直接金融は、企業が株式や社債を発行し、出資者や投資家から直接資金を調達する方法である。資金の出し手は、どの企業に資金を提供するかを自分で選び、値下がりや倒産のリスクも自分で負う。
間接金融は、銀行などの金融機関が間に入る方法である。銀行は預金者から集めた資金を、自らの判断と責任で企業に貸し出す。預金者は自分のお金がどの企業に貸されているかを知らず、貸倒れのリスクはまず銀行が負う。

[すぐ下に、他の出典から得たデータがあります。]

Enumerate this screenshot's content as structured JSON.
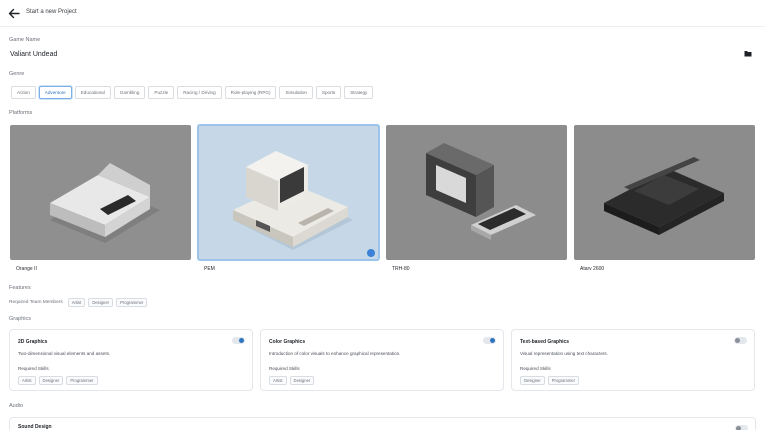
{
  "header": {
    "title": "Start a new Project"
  },
  "game_name": {
    "label": "Game Name",
    "value": "Valiant Undead"
  },
  "genre": {
    "label": "Genre",
    "options": [
      "Action",
      "Adventure",
      "Educational",
      "Gambling",
      "Puzzle",
      "Racing / Driving",
      "Role-playing (RPG)",
      "Simulation",
      "Sports",
      "Strategy"
    ],
    "selected": "Adventure"
  },
  "platforms": {
    "label": "Platforms",
    "items": [
      {
        "name": "Orange II"
      },
      {
        "name": "PEM"
      },
      {
        "name": "TRH-80"
      },
      {
        "name": "Atarv 2600"
      }
    ],
    "selected": "PEM"
  },
  "features": {
    "label": "Features",
    "required_label": "Required Team Members",
    "required_members": [
      "Artist",
      "Designer",
      "Programmer"
    ]
  },
  "graphics": {
    "label": "Graphics",
    "cards": [
      {
        "title": "2D Graphics",
        "description": "Two-dimensional visual elements and assets.",
        "skills_label": "Required Skills",
        "skills": [
          "Artist",
          "Designer",
          "Programmer"
        ],
        "enabled": true
      },
      {
        "title": "Color Graphics",
        "description": "Introduction of color visuals to enhance graphical representation.",
        "skills_label": "Required Skills",
        "skills": [
          "Artist",
          "Designer"
        ],
        "enabled": true
      },
      {
        "title": "Text-based Graphics",
        "description": "Visual representation using text characters.",
        "skills_label": "Required Skills",
        "skills": [
          "Designer",
          "Programmer"
        ],
        "enabled": false
      }
    ]
  },
  "audio": {
    "label": "Audio",
    "cards": [
      {
        "title": "Sound Design",
        "enabled": false
      }
    ]
  },
  "colors": {
    "accent": "#2f74c0",
    "selected_border": "#9cc4ea",
    "border": "#e3e6ea"
  }
}
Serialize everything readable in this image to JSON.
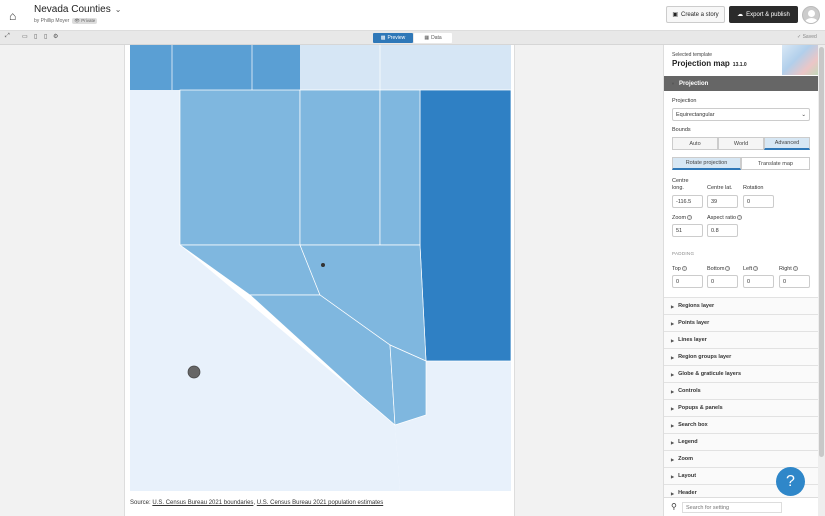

戦後の日本は、家計の資産が預貯金に偏り、企業も銀行借入れに依存する間接金融中心の構造だった。1990年代以降の金融制度改革(日本版金融ビッグバン)を経て、市場を通じた直接金融の役割を高めることが課題とされてきた。
ひっかけポイント
銀行借入れを直接金融とする分類の入れ替えが最頻出。「出し手が資金の行き先を知らない」のは銀行を介する間接金融の特徴で、直接金融と逆にされやすい。
選択肢の確認
①「戦後の日本では直接金融が中心で、銀行の果たす役割は小さかった」
❌ 誤り。
誤答理由: 戦後日本は家計の預貯金と企業の銀行借入れに支えられた間接金融中心の構造で、銀行の役割は大きかった。実態と正反対の説明。
②「直接金融では、資金の出し手は誰に資金が渡るかを知ることができない」
❌ 誤り。
誤答理由: 資金の行き先を知らないのは、銀行に運用を委ねる間接金融の預金者である。直接金融では出し手が投資先を自分で選ぶ。特徴の入れ替え。
③「株式や社債の発行により貸し手から直接資金を調達するのが直接金融、銀行などを介して調達するのが間接金融である」
✅ 正しい。
正解。直接金融は株式・社債の発行により貸し手から直接調達する方法、間接金融は銀行などの金融機関が預金を集めて貸し出す方法である。
④「銀行からの借入れは、直接金融に分類される」
❌ 誤り。
誤答理由: 銀行からの借入れは、銀行という金融機関が預金者と企業の間に入るため間接金融に分類される。分類の入れ替えが最頻出のひっかけ。
覚えるポイント
- 直接金融は株式・社債、間接金融は銀行融資
- 間接金融では銀行が仲介しリスクを負う
- 戦後日本は間接金融中心、改革で直接金融の拡大へ
共通テスト攻略
- 知識を関係で再現:用語を単独で思い出すだけでなく、「いつ・誰が・何のために・何を行い・何が変わったか」を一続きにして選択肢と照合する。
- 消去の軸を固定:各選択肢を「時期・主体・目的・内容・結果」に分け、一か所でも歴史的対応がずれるものを消す。語句が一部合うだけで選ばない。